Smart motorway sees crashes rise 50% in five years

13/07/2020
Chris Ames

New data suggests that smart motorway schemes may become more dangerous in the long-term as extra space is taken up by increased traffic.

The only published five-year study of a smart motorway scheme found that collisions rose by a half over five years and so the scheme - on the M6 - had failed to meet its objective of reducing the impact of ‘accidents’.

In each of the last three years of the study, the number of collisions was around 50% higher than the baseline figure. Over the whole period, collisions were an average of 34% higher, a finding that the study describes as ‘statistically significant’.

It adds: 'It is therefore concluded that the increase in the number of collisions is likely to be linked to the scheme.'

The finding was left out of transport secretary Grant Shapps’ much-trumpeted ‘stocktake’ of smart motorway schemes.

The stocktake did include a finding from the M6 Junction 8-10a five-year POPE that there was an increase in the collision rate of 26%. It added: ‘This change was found to be only just statistically significant’.

The document did not state that this finding came from a five-year study.

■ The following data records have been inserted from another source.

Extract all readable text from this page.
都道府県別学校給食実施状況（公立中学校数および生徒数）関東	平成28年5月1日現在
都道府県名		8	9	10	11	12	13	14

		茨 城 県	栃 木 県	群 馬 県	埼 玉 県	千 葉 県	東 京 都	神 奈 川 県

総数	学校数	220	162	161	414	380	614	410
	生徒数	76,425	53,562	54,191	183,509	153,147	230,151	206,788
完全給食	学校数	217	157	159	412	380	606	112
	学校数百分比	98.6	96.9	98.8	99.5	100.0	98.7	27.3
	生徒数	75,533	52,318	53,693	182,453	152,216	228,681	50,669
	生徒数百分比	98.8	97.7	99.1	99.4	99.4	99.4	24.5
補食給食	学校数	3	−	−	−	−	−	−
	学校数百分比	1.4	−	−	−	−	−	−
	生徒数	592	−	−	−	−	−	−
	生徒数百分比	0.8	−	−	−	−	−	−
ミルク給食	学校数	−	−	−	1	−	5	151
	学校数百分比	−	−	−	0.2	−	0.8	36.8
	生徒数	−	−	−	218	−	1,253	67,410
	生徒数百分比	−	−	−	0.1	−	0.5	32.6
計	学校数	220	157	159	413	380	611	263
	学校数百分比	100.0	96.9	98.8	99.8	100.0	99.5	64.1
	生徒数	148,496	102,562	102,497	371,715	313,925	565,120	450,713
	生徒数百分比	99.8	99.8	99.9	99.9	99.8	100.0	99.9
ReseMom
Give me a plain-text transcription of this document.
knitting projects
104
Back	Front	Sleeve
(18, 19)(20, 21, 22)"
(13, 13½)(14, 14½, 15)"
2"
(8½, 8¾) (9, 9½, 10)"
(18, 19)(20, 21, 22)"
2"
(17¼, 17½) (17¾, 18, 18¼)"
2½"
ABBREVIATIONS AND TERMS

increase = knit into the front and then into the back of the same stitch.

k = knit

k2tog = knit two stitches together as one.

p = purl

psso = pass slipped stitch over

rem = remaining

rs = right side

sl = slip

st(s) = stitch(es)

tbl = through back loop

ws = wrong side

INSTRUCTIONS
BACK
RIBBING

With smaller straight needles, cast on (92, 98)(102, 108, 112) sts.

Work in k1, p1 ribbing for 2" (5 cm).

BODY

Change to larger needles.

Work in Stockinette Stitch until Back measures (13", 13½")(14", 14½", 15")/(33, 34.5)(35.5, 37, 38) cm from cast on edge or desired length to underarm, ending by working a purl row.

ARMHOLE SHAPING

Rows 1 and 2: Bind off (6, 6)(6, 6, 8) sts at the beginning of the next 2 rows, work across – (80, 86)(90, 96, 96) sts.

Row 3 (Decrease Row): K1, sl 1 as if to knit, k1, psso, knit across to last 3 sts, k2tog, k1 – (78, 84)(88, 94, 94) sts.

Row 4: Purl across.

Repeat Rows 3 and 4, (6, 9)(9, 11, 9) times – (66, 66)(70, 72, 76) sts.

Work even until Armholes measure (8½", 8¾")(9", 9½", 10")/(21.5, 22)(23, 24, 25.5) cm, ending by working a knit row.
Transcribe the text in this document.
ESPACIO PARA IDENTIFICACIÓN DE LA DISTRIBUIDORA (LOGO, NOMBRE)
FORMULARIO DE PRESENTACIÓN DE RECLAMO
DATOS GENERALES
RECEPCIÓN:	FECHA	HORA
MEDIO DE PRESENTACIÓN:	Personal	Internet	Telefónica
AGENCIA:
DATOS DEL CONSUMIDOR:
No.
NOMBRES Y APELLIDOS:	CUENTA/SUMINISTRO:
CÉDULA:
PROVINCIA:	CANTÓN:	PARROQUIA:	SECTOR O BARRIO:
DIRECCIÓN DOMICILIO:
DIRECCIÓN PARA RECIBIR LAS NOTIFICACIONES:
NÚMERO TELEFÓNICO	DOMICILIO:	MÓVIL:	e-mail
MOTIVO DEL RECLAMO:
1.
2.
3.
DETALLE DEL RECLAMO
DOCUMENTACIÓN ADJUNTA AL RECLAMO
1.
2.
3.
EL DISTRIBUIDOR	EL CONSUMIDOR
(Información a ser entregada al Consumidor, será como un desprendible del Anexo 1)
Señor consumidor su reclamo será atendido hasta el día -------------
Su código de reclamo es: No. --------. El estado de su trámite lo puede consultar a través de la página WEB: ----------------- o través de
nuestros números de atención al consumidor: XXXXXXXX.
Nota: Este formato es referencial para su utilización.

A DfT spokesperson said: ‘This figure accounts for changes in traffic trends and more directly illustrates the risk to individual road users.’

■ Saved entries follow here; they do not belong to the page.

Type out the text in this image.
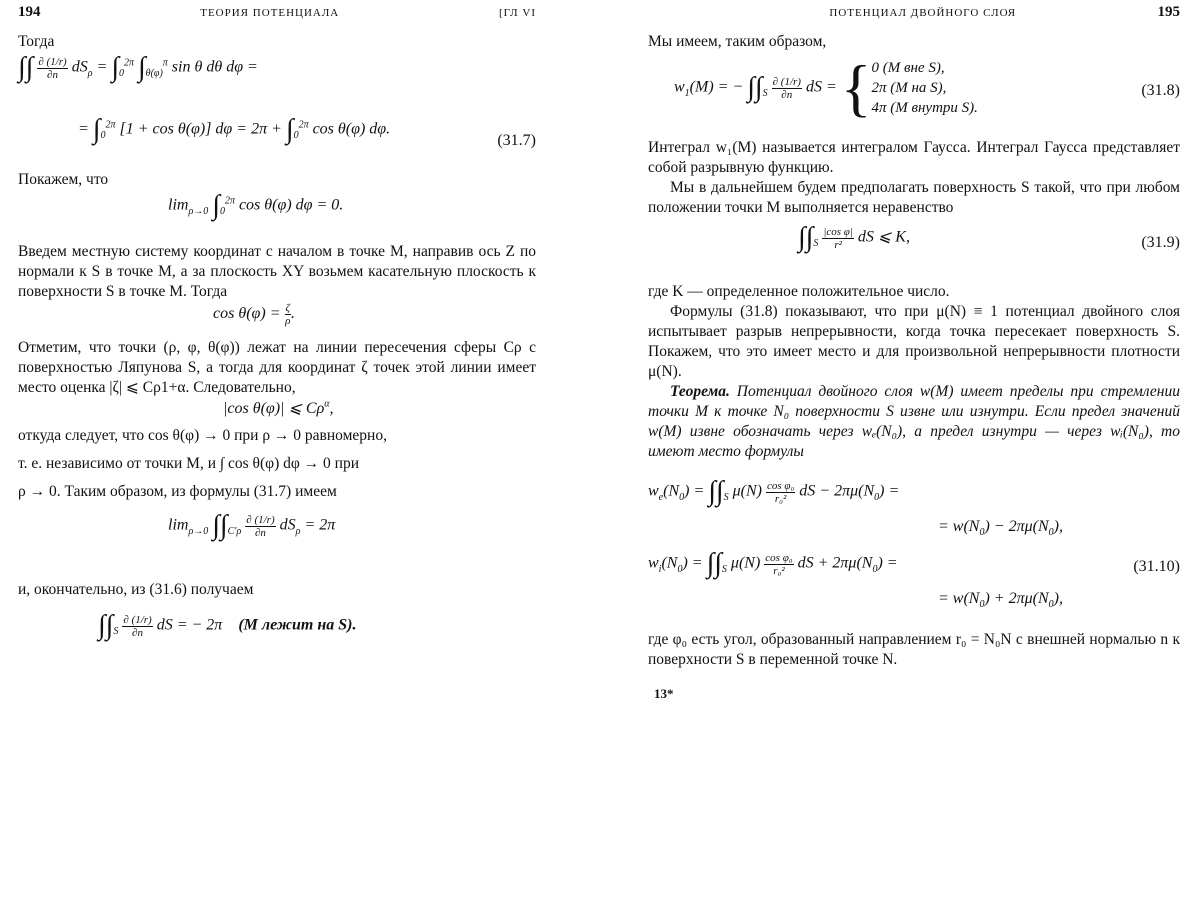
194	ТЕОРИЯ ПОТЕНЦИАЛА	[ГЛ VI

Тогда

∫∫ $\frac{\partial (1/r)}{\partial n} dS_\rho = \int_0^{2\pi}$ $\int_{\theta(\varphi)}^\pi$ sin θ dθ dφ =
= $\int_0^{2\pi}$ [1 + cos θ(φ)] $d\varphi = 2\pi + \int_0^{2\pi}$ cos θ(φ) dφ.
(31.7)

Покажем, что

$\lim_{\rho\to 0} \int_0^{2\pi}$ cos θ(φ) dφ = 0.

Введем местную систему координат с началом в точке M, направив ось Z по нормали к S в точке M, а за плоскость XY возьмем касательную плоскость к поверхности S в точке M. Тогда

$\cos \theta(\varphi) = \frac{\zeta}{\rho}$ .

Отметим, что точки (ρ, φ, θ(φ)) лежат на линии пересечения сферы Cρ с поверхностью Ляпунова S, а тогда для координат ζ точек этой линии имеет место оценка |ζ| ⩽ Cρ1+α. Следовательно,

|cos θ(φ)| ⩽ $C\rho^\alpha$,

откуда следует, что cos θ(φ) → 0 при ρ → 0 равномерно,

т. е. независимо от точки M, и ∫ cos θ(φ) dφ → 0 при

ρ → 0. Таким образом, из формулы (31.7) имеем

$\lim_{\rho\to 0} \int\int_{C'\rho} \frac{\partial (1/r)}{\partial n} dS_\rho = 2\pi$

и, окончательно, из (31.6) получаем

$\int\int_S \frac{\partial (1/r)}{\partial n}$ dS = − 2π    (M лежит на S).
ПОТЕНЦИАЛ ДВОЙНОГО СЛОЯ	195

Мы имеем, таким образом,

$w_1(M)$ = − $\int\int_S \frac{\partial (1/r)}{\partial n}$ dS = { 0 (M вне S),
2π (M на S),
4π (M внутри S).
(31.8)

Интеграл w₁(M) называется интегралом Гаусса. Интеграл Гаусса представляет собой разрывную функцию.

Мы в дальнейшем будем предполагать поверхность S такой, что при любом положении точки M выполняется неравенство

$\int\int_S \frac{\text{|cos φ|}}{\text{r²}}$ dS ⩽ K,	(31.9)

где K — определенное положительное число.

Формулы (31.8) показывают, что при μ(N) ≡ 1 потенциал двойного слоя испытывает разрыв непрерывности, когда точка пересекает поверхность S. Покажем, что это имеет место и для произвольной непрерывности плотности μ(N).

Теорема. Потенциал двойного слоя w(M) имеет пределы при стремлении точки M к точке N₀ поверхности S извне или изнутри. Если предел значений w(M) извне обозначать через wₑ(N₀), а предел изнутри — через wᵢ(N₀), то имеют место формулы

$w_e(N_0) = \int\int_S$ $\mu(N) \frac{\text{cos φ₀}}{\text{r₀²}}$ dS − $2\pi\mu(N_0)$ =
= $w(N_0) - 2\pi\mu(N_0)$,
$w_i(N_0) = \int\int_S$ $\mu(N) \frac{\text{cos φ₀}}{\text{r₀²}}$ dS + $2\pi\mu(N_0)$ =	(31.10)
= $w(N_0) + 2\pi\mu(N_0)$,

где φ₀ есть угол, образованный направлением r₀ = N₀N с внешней нормалью n к поверхности S в переменной точке N.

13*
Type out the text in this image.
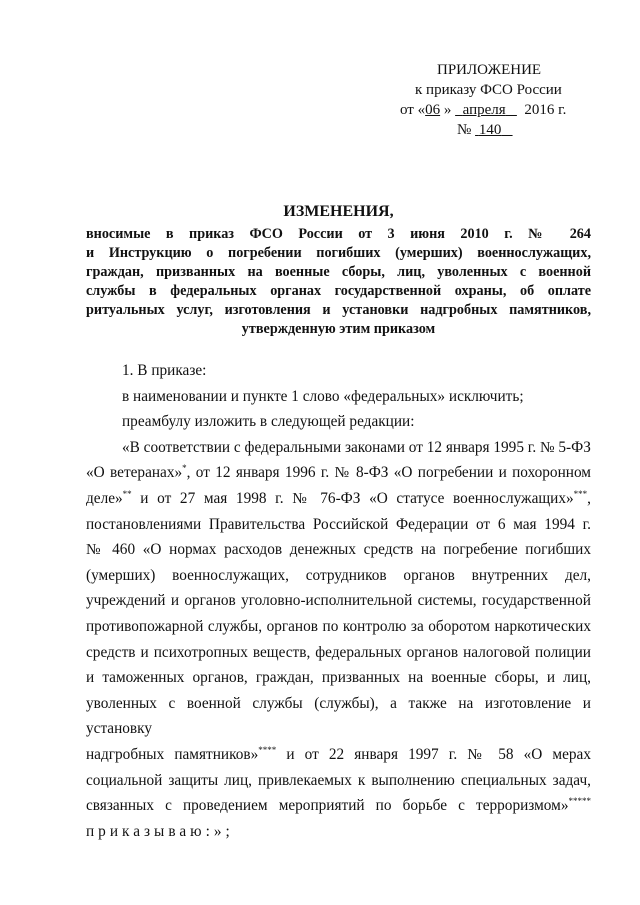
ПРИЛОЖЕНИЕ
к приказу ФСО России
от «06 » апреля 2016 г.
№ 140
ИЗМЕНЕНИЯ,
вносимые в приказ ФСО России от 3 июня 2010 г. № 264
и Инструкцию о погребении погибших (умерших) военнослужащих,
граждан, призванных на военные сборы, лиц, уволенных с военной
службы в федеральных органах государственной охраны, об оплате
ритуальных услуг, изготовления и установки надгробных памятников,
утвержденную этим приказом
1. В приказе:
в наименовании и пункте 1 слово «федеральных» исключить;
преамбулу изложить в следующей редакции:
«В соответствии с федеральными законами от 12 января 1995 г. № 5-ФЗ
«О ветеранах»*, от 12 января 1996 г. № 8-ФЗ «О погребении и похоронном
деле»** и от 27 мая 1998 г. № 76-ФЗ «О статусе военнослужащих»***,
постановлениями Правительства Российской Федерации от 6 мая 1994 г.
№ 460 «О нормах расходов денежных средств на погребение погибших
(умерших) военнослужащих, сотрудников органов внутренних дел,
учреждений и органов уголовно-исполнительной системы, государственной
противопожарной службы, органов по контролю за оборотом наркотических
средств и психотропных веществ, федеральных органов налоговой полиции
и таможенных органов, граждан, призванных на военные сборы, и лиц,
уволенных с военной службы (службы), а также на изготовление и установку
надгробных памятников»**** и от 22 января 1997 г. № 58 «О мерах
социальной защиты лиц, привлекаемых к выполнению специальных задач,
связанных с проведением мероприятий по борьбе с терроризмом»*****
приказываю:»;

The collision rate is calculated according to traffic levels, so that for the same number of collisions, the collision rate is lower on a busy road than a less busy one.

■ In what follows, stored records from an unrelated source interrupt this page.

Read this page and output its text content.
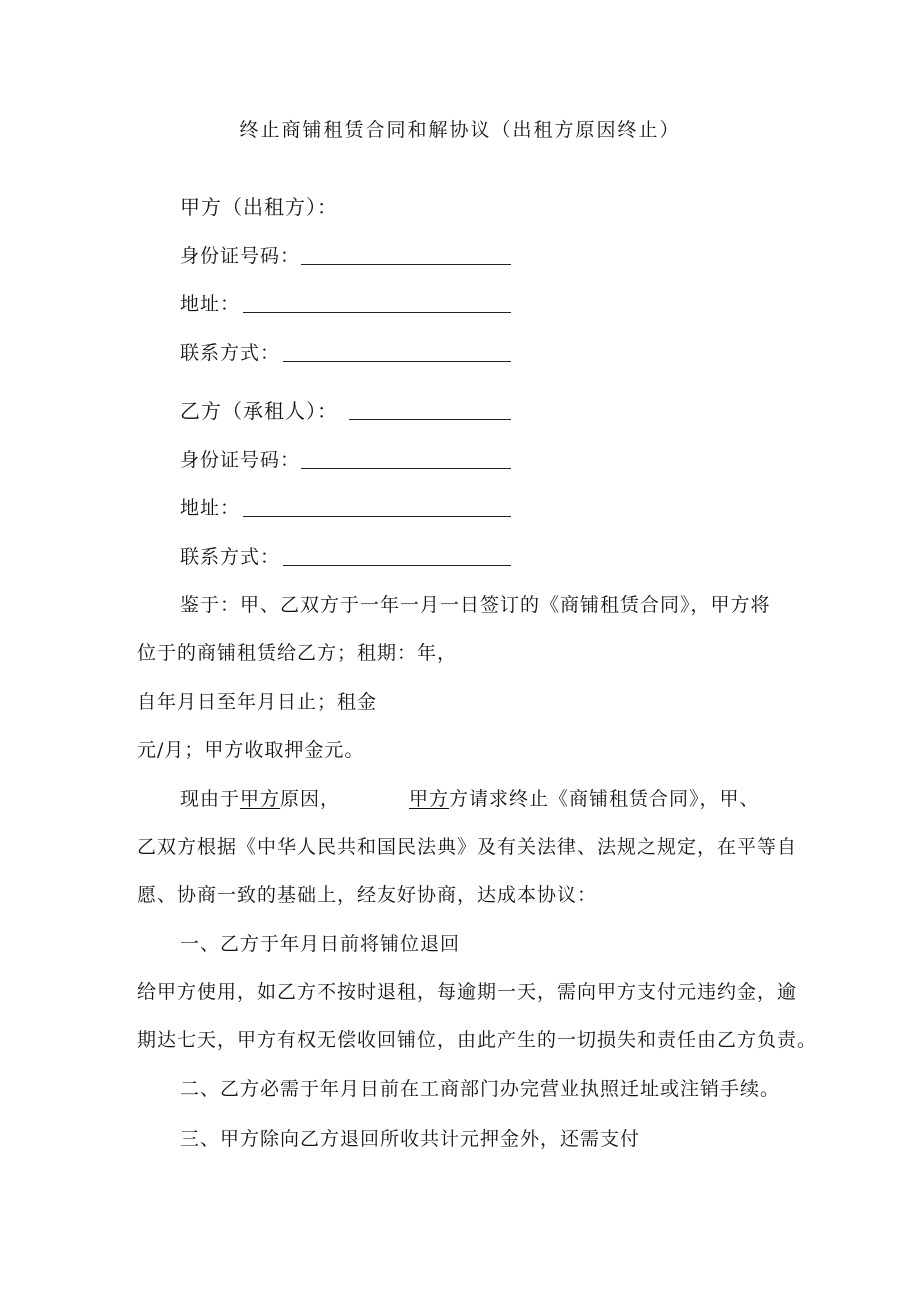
终止商铺租赁合同和解协议（出租方原因终止）
甲方（出租方）：
身份证号码：
地址：
联系方式：
乙方（承租人）：
身份证号码：
地址：
联系方式：
鉴于：甲、乙双方于一年一月一日签订的《商铺租赁合同》，甲方将
位于的商铺租赁给乙方；租期：年，
自年月日至年月日止；租金
元/月；甲方收取押金元。
现由于甲方原因，	甲方方请求终止《商铺租赁合同》，甲、
乙双方根据《中华人民共和国民法典》及有关法律、法规之规定，在平等自
愿、协商一致的基础上，经友好协商，达成本协议：
一、乙方于年月日前将铺位退回
给甲方使用，如乙方不按时退租，每逾期一天，需向甲方支付元违约金，逾
期达七天，甲方有权无偿收回铺位，由此产生的一切损失和责任由乙方负责。
二、乙方必需于年月日前在工商部门办完营业执照迁址或注销手续。
三、甲方除向乙方退回所收共计元押金外，还需支付
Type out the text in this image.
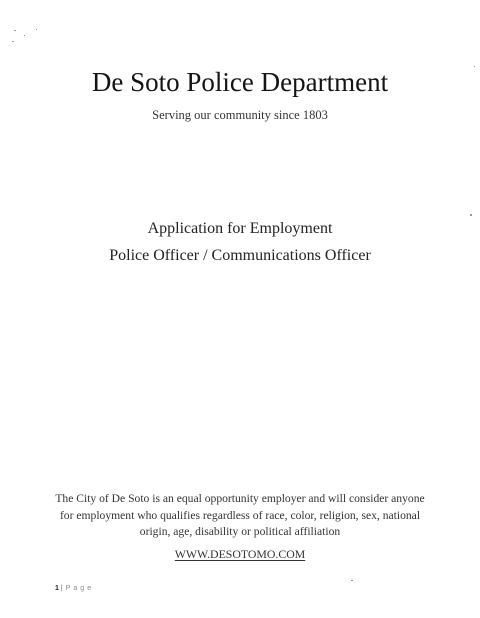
De Soto Police Department
Serving our community since 1803
Application for Employment
Police Officer / Communications Officer
The City of De Soto is an equal opportunity employer and will consider anyone for employment who qualifies regardless of race, color, religion, sex, national origin, age, disability or political affiliation
WWW.DESOTOMO.COM
1 | Page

Based largely on existing reports, including the M6 study, the stocktake concluded that ‘in most ways, smart motorways are as safe as, or safer than, conventional motorways’.

However, it also reveals that of the nine schemes evaluated, three showed a reduction while six showed an increase in the number of people killed and seriously injured. 

Despite this, a DfT spokesman confirmed that the stocktake, rather than the evidence behind it, is now the key government policy document. He stated: ‘The stocktake, as a document, provides a sound basis for future decisions about smart motorways.’

RAC head of roads policy Nicholas Lyes told Highways: ‘Our research suggests the majority of drivers believe the removal of the hard shoulder compromises safety in the event of a breakdown.

‘Following the Government’s evidence stocktake, it is vitally important that impact assessments give Highways England the data they need to improve safety on stretches of motorways where collision risk is higher than it should be. The safety of drivers must always be paramount.’

The Five Years After Post Opening Project Evaluation (POPE) of the M6 Junction 8-10a scheme was written in 2017 but was not published by until March of this year, as part of a batch of reports released after the stocktake.

The other studies cited in the stocktake are a mixture of one-year-after POPE reports and three-year safety evaluations, including schemes that at times combine a permanent hard shoulder with ‘smart motorway’ technology, such as the one between Junctions 5 and 7 of the M25.

The M6 report stated: ‘In the five years after opening between junction 8 and 10a, taking into account a national background trend of falling collision numbers, there is an increase in [personal injury] collisions of 34%, which is statistically significant.’

Note: the scheme was completed in February 2011, not July 2009 as the table suggests

During the last three years of the study period, there were 56, 57 and 50 collisions on the area covered by the scheme, with the last figure representing a 10-month period. This compares with a ‘counterfactual’ annual average of 36.2 collisions if the scheme had not been built.

The study for the M6 Junction 8-10a scheme found traffic flow increases between 8 and 13%, concluding: ‘These results suggest that the scheme may have reassigned traffic onto the M6 in some locations.’

These findings show that collisions increased significantly faster than traffic and raise the possibility that the early gains of smart motorway schemes are diminished as extra space is taken up by drivers seeing it as a more attractive option.

The M6 near Junction 9

Highways England published a one year after POPE study of the M6 Junction 8-10a scheme in April 2014.

The annual average number of collisions was in fact 35.5 over the first 20 months

The one year report recorded a 7% increase in collisions over the first 20 months after opening. However, this calculation was incorrect: The number of collisions was roughly in line with what would have been expected based on crash trends and so no increase was seen in the first 20 months. 

However, after the first 20 months, the number of collisions rose dramatically from 35.5 a year on average to more than 57 a year on average.

The one year after report stated that a reduction in the ratio of killed and seriously injured casualties 'is a clear indication that the scheme is fulfilling its objective with regards to reducing the impact of collisions', but noted that this was based on only 20 months of data.

The five-year study also found that the scheme had a benefit-cost ratio of only 1.3, compared to a forecast of 3.58. It attributed this to both higher than forecast costs and lower than forecast benefits.

The scheme, which opened in March 2011, is a dynamic hard shoulder (DHS) scheme in which the hard shoulder temporarily becomes a running lane when the motorway is busy.

One of the actions from the stocktake’s action plan was to end the use of DHS, by converting the hard shoulder permanently into a traffic lane, supposedly because of the ‘potential to cause confusion’.

However, the target date for this change is the end of March 2025.